Early Modern Europe (HIST*1010) | College of Arts

Early Modern Europe (HIST*1010)

Code and section: HIST*1010*01

Term: Fall 2021

Instructor: Cathryn Spence

Details

Method of Delivery:

Each week this course will have two synchronous remote/virtual lectures plus a 50-minute seminar.

Students may

  • enroll in a section with exclusively virtual seminars

or they may

  • enroll in a section with seminars planned for on-campus, in-person delivery.

Course Synopsis:

History 1010 is an introductory-level course about Europe and its interactions with the outside world, c. 1350-1800. The course covers many of the major events and movements that influenced the development of so-called Western culture including: the Italian Renaissance and Reformations; the overseas expansion and global imperialism, the emergence of scientific culture, the Enlightenment and the political, industrial, and agricultural revolutions of the eighteenth century that created the foundation for the modern western society we live in today. 

Learning Outcomes:

By the end of this course you should be able to:

  1. Outline and summarize the major changes and events that took place in the period 1350-1800 and explain the impact these changes have had globally;
  2. Place events of the early modern world in a chronology and identify the links between events: both causal effects as well as more complex interconnections;
  3. Outline the main facts and explanations of an historical event and recognize that there may be several interpretations of the same event;
  4. Differentiate between primary and secondary sources and formulate the issues related to using primary sources (such as biases, contrasting perspectives, when they were written, etc.);
  5. Identify scholarly sources suitable for an academic paper and develop a bibliography by using the Chicago reference system;
  6. Identify the thesis of a scholarly article and describe this in writing; and
  7. Narrow down a research topic for a research paper.

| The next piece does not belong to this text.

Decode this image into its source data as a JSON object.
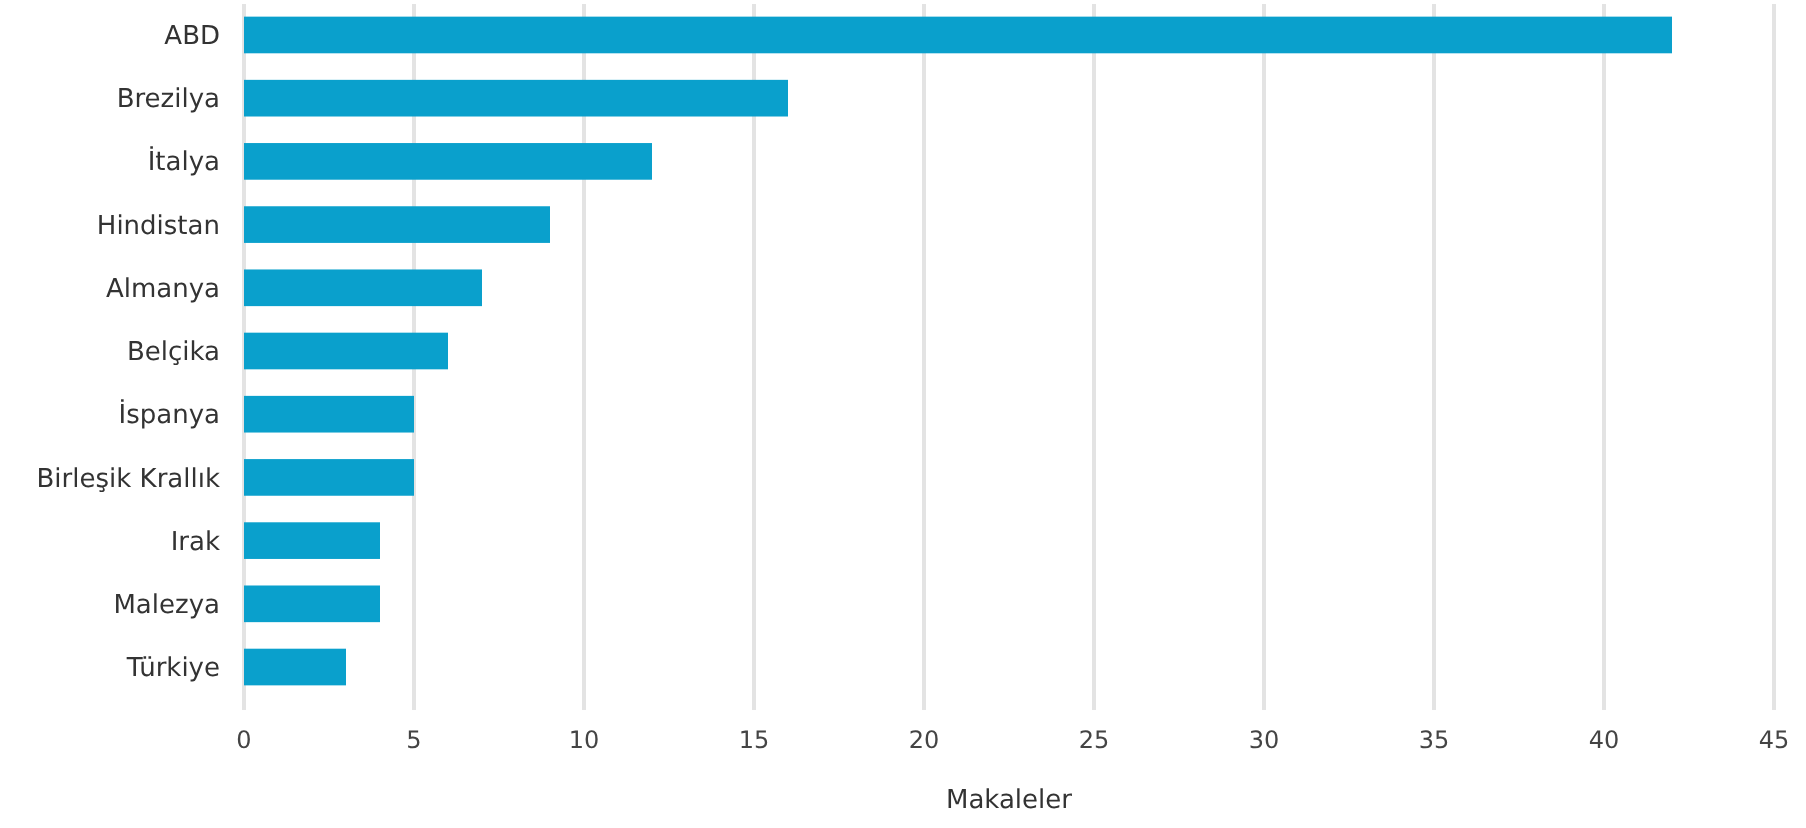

Methods of Evaluation and Weights:

Seminar discussion and participation – 20%
Quizzes – 20%
Research project proposal – 10%
Research project – 20%
Final exam – 30% 

Texts and/or Resources Required:

  • Mark Konnert, Medieval to Modern:  Early Modern Europe.  Oxford and Toronto:  Oxford University Press, 2017. 

And, in campus bookstores, bundled with

  • Margot Northey, Making Sense.  Toronto:  Oxford University Press, 2016) 

**Please note: This is a preliminary website description only. The department reserves the right to change without notice any information in this description. The final, binding course outline will be distributed in the first class of the semester.**
 

LAND ACKNOWLEDGEMENT
The University of Guelph resides on the land of the Between the Lakes Treaty No. 3, the territory of the Mississaugas of the Credit. This land is part of the Dish with One Spoon, a covenant between Indigenous nations to live peaceably on the territories of the Great Lakes region. We recognize that today this gathering place is home to many First Nations, Inuit and Métis peoples and acknowledging them reminds us of our collective responsibility to the land where we learn, live and work.